I recently booked a flight to San Francisco for an IT conference I’m attending. Flying, by itself, is not especially exciting to me. That’s not to say that as a consumer of traveling services, I find nothing about travel or airplanes interesting. For example, I am interested in the cost of a trip. I’m interested in logistics as I find myself endlessly fascinated by how I get routed from hub to hub to get to my final destination. I like to know what I should do in case of an in-flight emergency. But those aspects of travel are not personal goals or aspirations, however interesting they might be. My goal is to get to San Francisco.
I see parallels with software defined networking. SDN is all the rage these days. Marketing teams use “SDN” to describe aspects of their products. Vendors co-opt “SDN” to reflect their corporate views. Network engineers read about SDN and ponder what it means for their futures. Pundits prognosticate a plethora of predictions about SDN products. While I’m as guilty as any, I think that this is a type of myopia.
You see, we’re all fascinated by the airplane.
SDN is that airplane. And as interesting as airplanes are, what’s really interesting is where the plane is taking us. SDN is an enabling technology. SDN is the foundation upon which rich, compelling, and new networking services can be built. Yes, we still need to have a focus on the plane for a while. We don’t all agree on how the plane should work. We think there might be room for a few different kinds of planes. And perhaps buses, trains, and cars haven’t quite outlived their usefulness. Surely, the airplane must be built, but as we’re building it, we need to keep in mind that SDN’s ultimate purpose is to take networking somewhere.

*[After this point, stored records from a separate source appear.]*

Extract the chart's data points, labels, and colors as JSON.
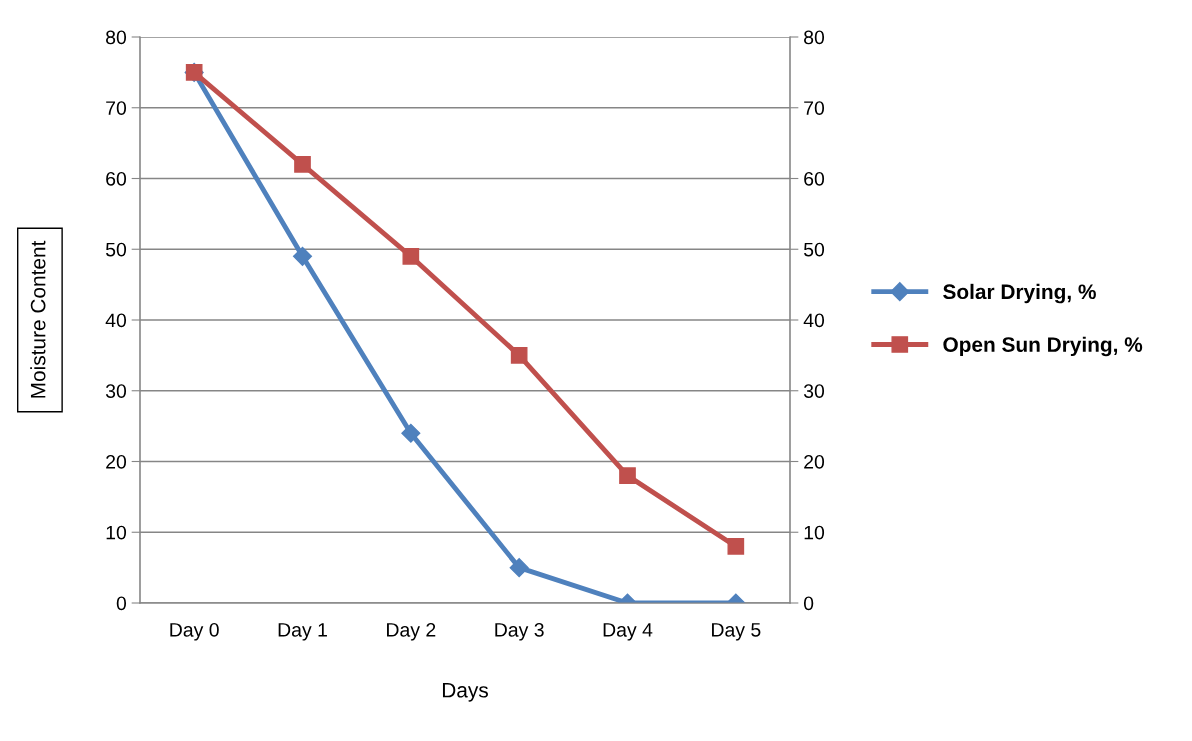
{
  "chart_data": {
    "type": "line",
    "xlabel": "Days",
    "ylabel": "Moisture Content",
    "categories": [
      "Day 0",
      "Day 1",
      "Day 2",
      "Day 3",
      "Day 4",
      "Day 5"
    ],
    "series": [
      {
        "name": "Solar Drying, %",
        "color": "#4f81bd",
        "marker": "diamond",
        "values": [
          75,
          49,
          24,
          5,
          0,
          0
        ]
      },
      {
        "name": "Open Sun Drying, %",
        "color": "#c0504d",
        "marker": "square",
        "values": [
          75,
          62,
          49,
          35,
          18,
          8
        ]
      }
    ],
    "ylim": [
      0,
      80
    ],
    "yticks": [
      0,
      10,
      20,
      30,
      40,
      50,
      60,
      70,
      80
    ],
    "y2lim": [
      0,
      80
    ],
    "y2ticks": [
      0,
      10,
      20,
      30,
      40,
      50,
      60,
      70,
      80
    ],
    "grid": "y",
    "legend": "right",
    "line_style": "solid"
  }
}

In that sense, SDN isn’t the big story. The big story is that networking is moving forward. In that progress, we can see that we’re heading to an interesting destination. Automated provisioning of tightly integrated IT services. That’s interesting. Heretofore unthought of or impossible network applications. That’s interesting. The ability to implement business policy up and down the IT stack. That’s interesting, too. Those are the sorts of things that I’m really excited about, even if I am pondering airplane engineering in the form of Python, promise theory, Ansible, the OpenDaylight project, overlays, OpenFlow, and the like. But getting to San Francisco is what I’m looking forward to the most.